Je commençai à rire, cette fois-ci avant lui.
— Et ce n'est pas fini, petit frère. On ne savait toujours pas si on était condamnés à mort ou non. On pêchait de temps en temps parmi nous des gens qui disparaissaient, mais ça c'était la pêche. Quand tu jettes ta ligne, tu n'appelles pas ton poisson. Nous étions des poissons dans les filets du pédégé, mais en même temps nous savions que nous n'étions pas des poissons. Si nous devions mourir, nous voulions l'apprendre à l'avance. Un jour, un garde avait son transistor allumé derrière la prison. On parlait justement de condamnation. Nous fîmes aussitôt la courte échelle au petit Moctar. De là-haut, l'oreille collé au seul trou de notre cachot, il nous transmettait les nouvelles en riant. “Un tel, on va te tuer.” Il riait. “Un tel, tu seras pendu.” Il riait. “Un tel… Taram, tu vas crever en prison.” En bas, au fur et à mesure que nous apprenions ces choses, nous nous retirions un à un de l'échafaudage. Et ce qui devait arriver arriva. Le solide Bangoura, la base de la courte échelle, était condamné à mort. II s'effondra et petit mMoctar dégringola la tête la première.

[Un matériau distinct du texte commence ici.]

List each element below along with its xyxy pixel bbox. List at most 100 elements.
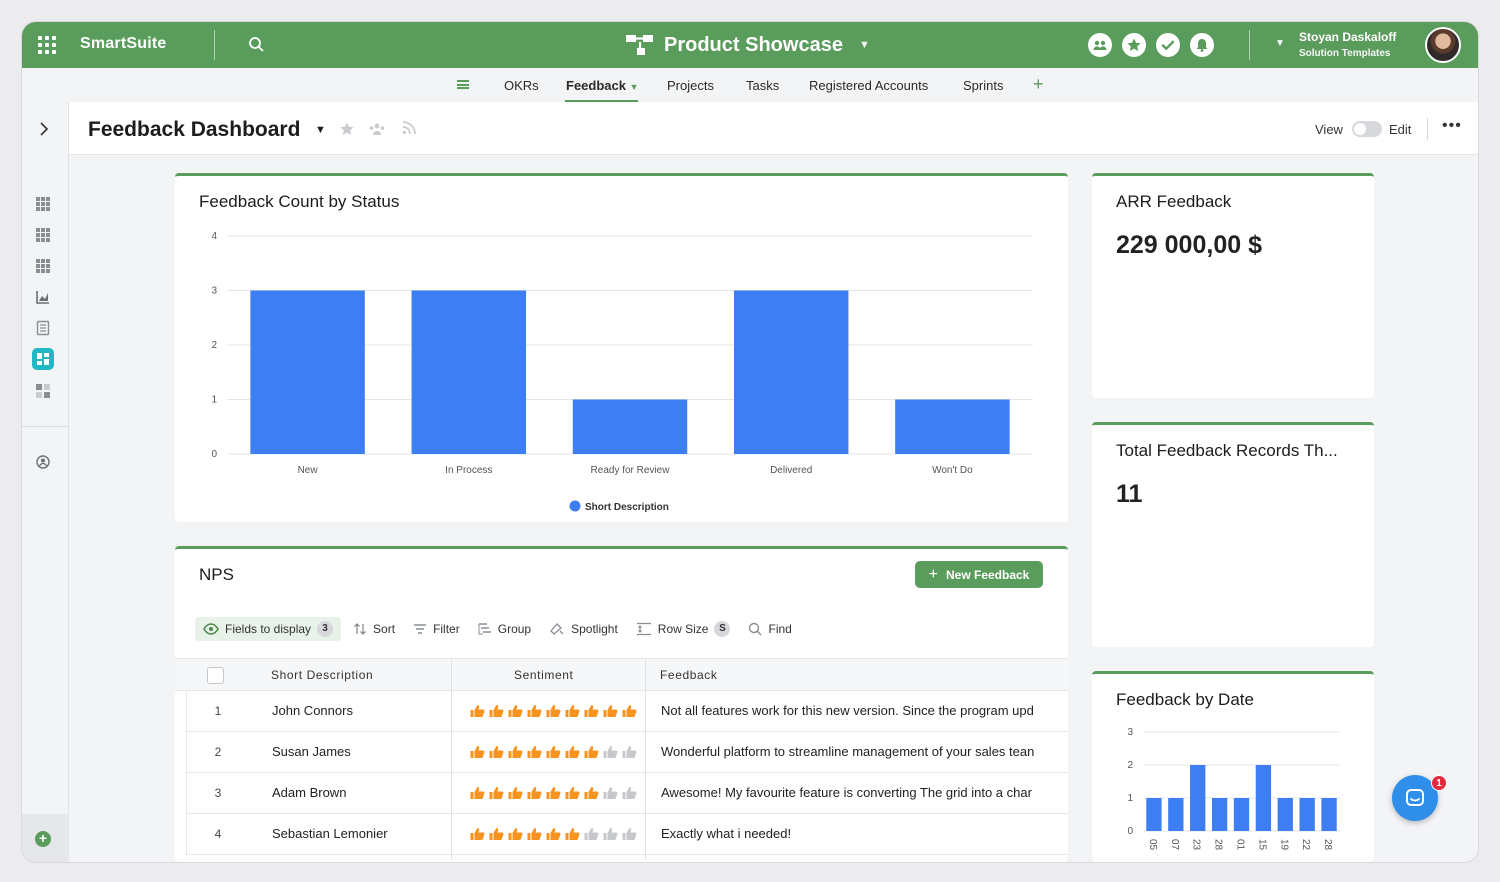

II fallait voir combien nous avons ri à notre tour. II gémissait, “mais moi je n'ai rien fait”, et nous riions. Le lendemain il fut parmi les premiers “transférés”. Quand ils sont venus le prendre, la nuit, il avait retrouvé son rire. Il disait : “Toi tu seras pendu, toi tu seras fusillé, toi tu vas crever en prison, toi…” Il paraît que quand on lui a passé la corde au cou, il disait encore en riant : “Toi tu seras pendu, toi tu vas crever…” Moi je n'ai rien fait, je ne suis pas un comploteur.
— Tu fumes quelque chose, mon frère ?
Je lui allumai une cigarette qu'il tint dans le creux de la main. Je lui proposai également à boire.
— Qu'est-ce que tu as à boire ? Je ne bois plus d'alcool, mais je ne dis pas non si tu en as.